Dans la soirée d’hier, trois bateaux de type speed-boat ont pris feu à Maurice, suscitant une vive inquiétude parmi les autorités locales. Ces embarcations, souvent utilisées pour le transport rapide entre Maurice et les îles voisines, sont régulièrement au cœur d’opérations liées au trafic de drogue dans la région.
Selon des sources locales, ces bateaux seraient impliqués dans des activités illicites visant à acheminer des substances interdites entre Maurice et d’autres territoires, dont La Réunion. Le recours à ce type de navire, prisé pour sa vitesse et sa discrétion, est une méthode bien connue des trafiquants opérant dans l’océan Indien.
Les circonstances précises de l’incendie demeurent pour l’instant floues. S’agit-il d’un accident, d’un acte volontaire pour dissimuler des preuves ou d’un règlement de comptes entre trafiquants ? Les enquêteurs locaux privilégient plusieurs pistes et cherchent à déterminer si cet événement est lié à une opération anti-drogue récemment menée dans la région.

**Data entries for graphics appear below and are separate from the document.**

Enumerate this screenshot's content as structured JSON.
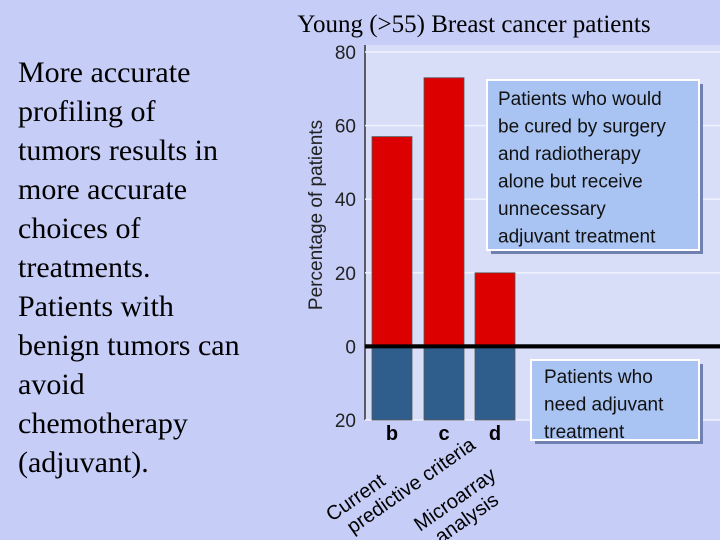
{
  "slide": {
    "title": "Young (>55) Breast cancer patients",
    "body": [
      "More accurate",
      "profiling of",
      "tumors results in",
      "more accurate",
      "choices of",
      "treatments.",
      "Patients with",
      "benign tumors can",
      "avoid",
      "chemotherapy",
      "(adjuvant)."
    ]
  },
  "chart_data": {
    "type": "bar",
    "y_label": "Percentage of patients",
    "categories": [
      "b",
      "c",
      "d"
    ],
    "series": [
      {
        "color": "#dd0000",
        "values": [
          57,
          73,
          20
        ]
      },
      {
        "color": "#2f5d8c",
        "values": [
          -20,
          -20,
          -20
        ]
      }
    ],
    "ylim": [
      -20,
      80
    ],
    "yticks": [
      {
        "value": -20,
        "label": "20"
      },
      0,
      20,
      40,
      60,
      80
    ],
    "grid": true,
    "group_labels": [
      [
        "Current",
        "predictive criteria"
      ],
      [
        "Microarray",
        "analysis"
      ]
    ],
    "annotations": [
      [
        "Patients who would",
        "be cured by surgery",
        "and radiotherapy",
        "alone but receive",
        "unnecessary",
        "adjuvant treatment"
      ],
      [
        "Patients who",
        "need adjuvant",
        "treatment"
      ]
    ]
  }
}
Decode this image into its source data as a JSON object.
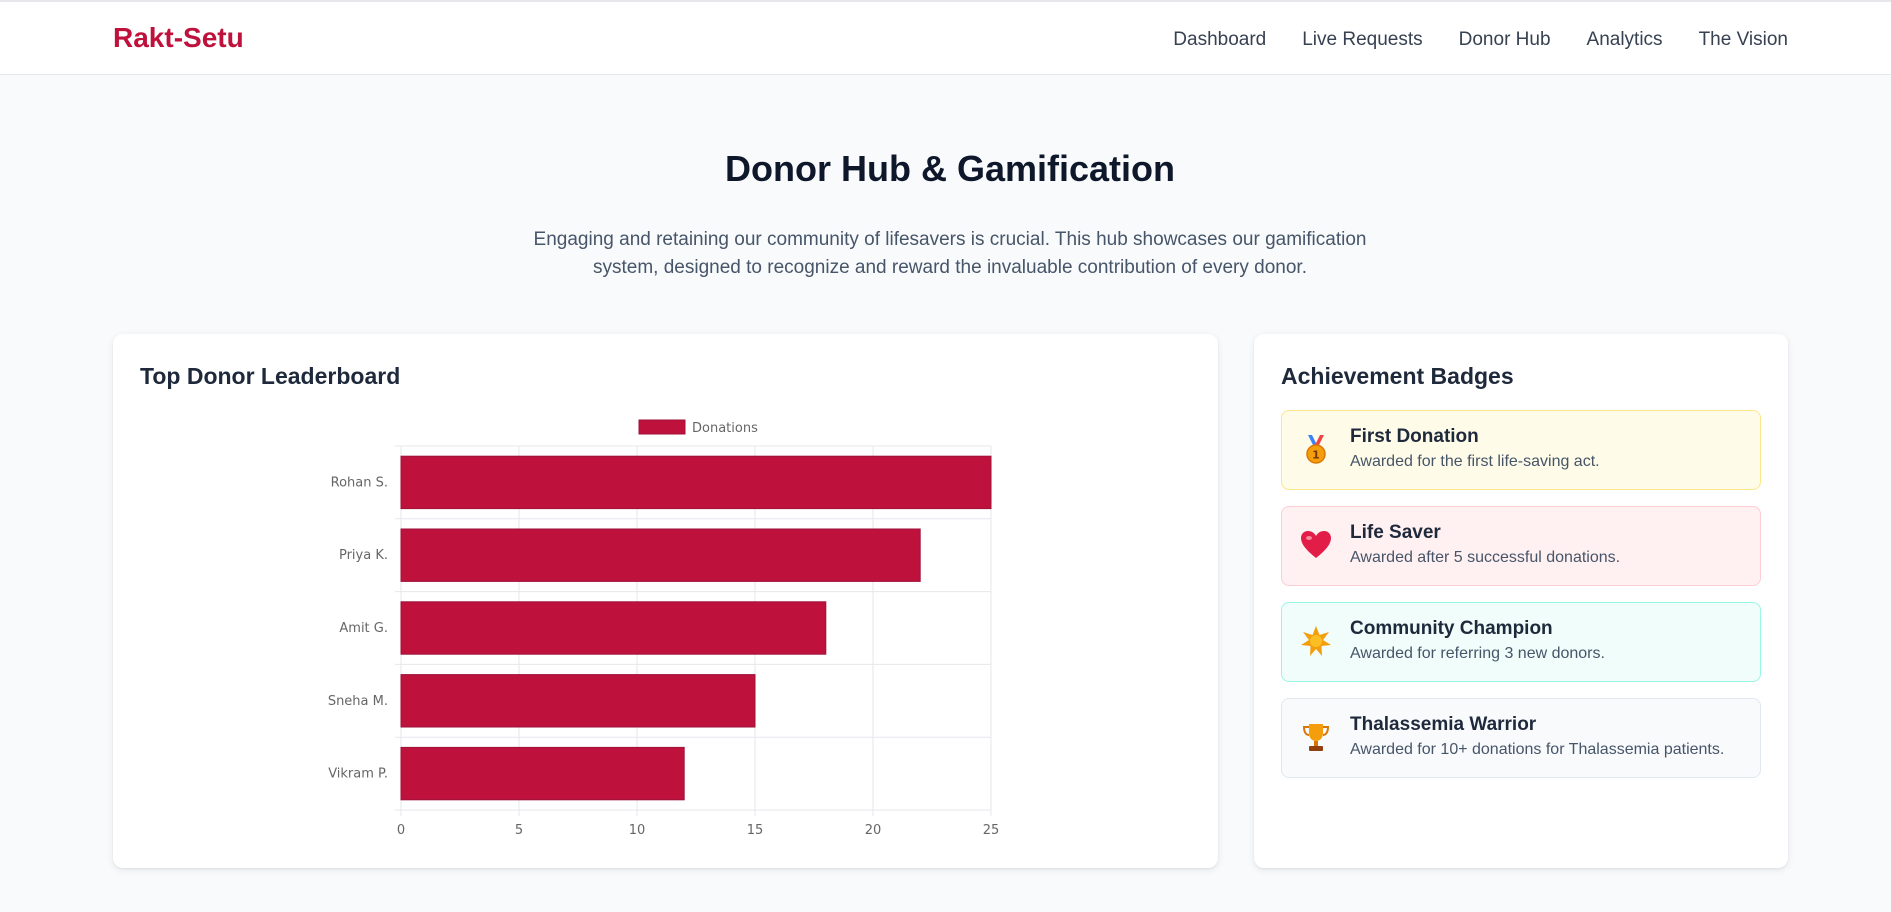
{
  "brand": "Rakt-Setu",
  "nav": {
    "items": [
      "Dashboard",
      "Live Requests",
      "Donor Hub",
      "Analytics",
      "The Vision"
    ]
  },
  "page": {
    "title": "Donor Hub & Gamification",
    "intro": "Engaging and retaining our community of lifesavers is crucial. This hub showcases our gamification system, designed to recognize and reward the invaluable contribution of every donor."
  },
  "leaderboard": {
    "title": "Top Donor Leaderboard"
  },
  "badges": {
    "title": "Achievement Badges",
    "items": [
      {
        "icon": "medal-icon",
        "title": "First Donation",
        "desc": "Awarded for the first life-saving act.",
        "bg": "#fefce8",
        "border": "#fde68a"
      },
      {
        "icon": "heart-icon",
        "title": "Life Saver",
        "desc": "Awarded after 5 successful donations.",
        "bg": "#fff1f2",
        "border": "#fecdd3"
      },
      {
        "icon": "star-icon",
        "title": "Community Champion",
        "desc": "Awarded for referring 3 new donors.",
        "bg": "#f0fdfa",
        "border": "#99f6e4"
      },
      {
        "icon": "trophy-icon",
        "title": "Thalassemia Warrior",
        "desc": "Awarded for 10+ donations for Thalassemia patients.",
        "bg": "#f8fafc",
        "border": "#e2e8f0"
      }
    ]
  },
  "colors": {
    "brand": "#be123c",
    "bar": "#be123c"
  },
  "chart_data": {
    "type": "bar",
    "orientation": "horizontal",
    "categories": [
      "Rohan S.",
      "Priya K.",
      "Amit G.",
      "Sneha M.",
      "Vikram P."
    ],
    "series": [
      {
        "name": "Donations",
        "values": [
          25,
          22,
          18,
          15,
          12
        ]
      }
    ],
    "xlim": [
      0,
      25
    ],
    "xticks": [
      0,
      5,
      10,
      15,
      20,
      25
    ],
    "grid": true,
    "legend": "top-center",
    "title": "",
    "xlabel": "",
    "ylabel": ""
  }
}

Cet incident soulève une nouvelle fois la question du renforcement de la surveillance maritime entre les deux îles voisines. Malgré des dispositifs de contrôle et de lutte contre les trafics en mer, les autorités font face à une recrudescence des activités illicites transitant par des voies maritimes souvent difficiles à surveiller.
L’enquête est en cours, et les autorités mauriciennes devraient communiquer davantage d’informations dans les prochains jours. En attendant, cet incendie met en lumière les défis constants auxquels font face les deux îles pour endiguer le trafic de drogue qui continue de sévir dans la région.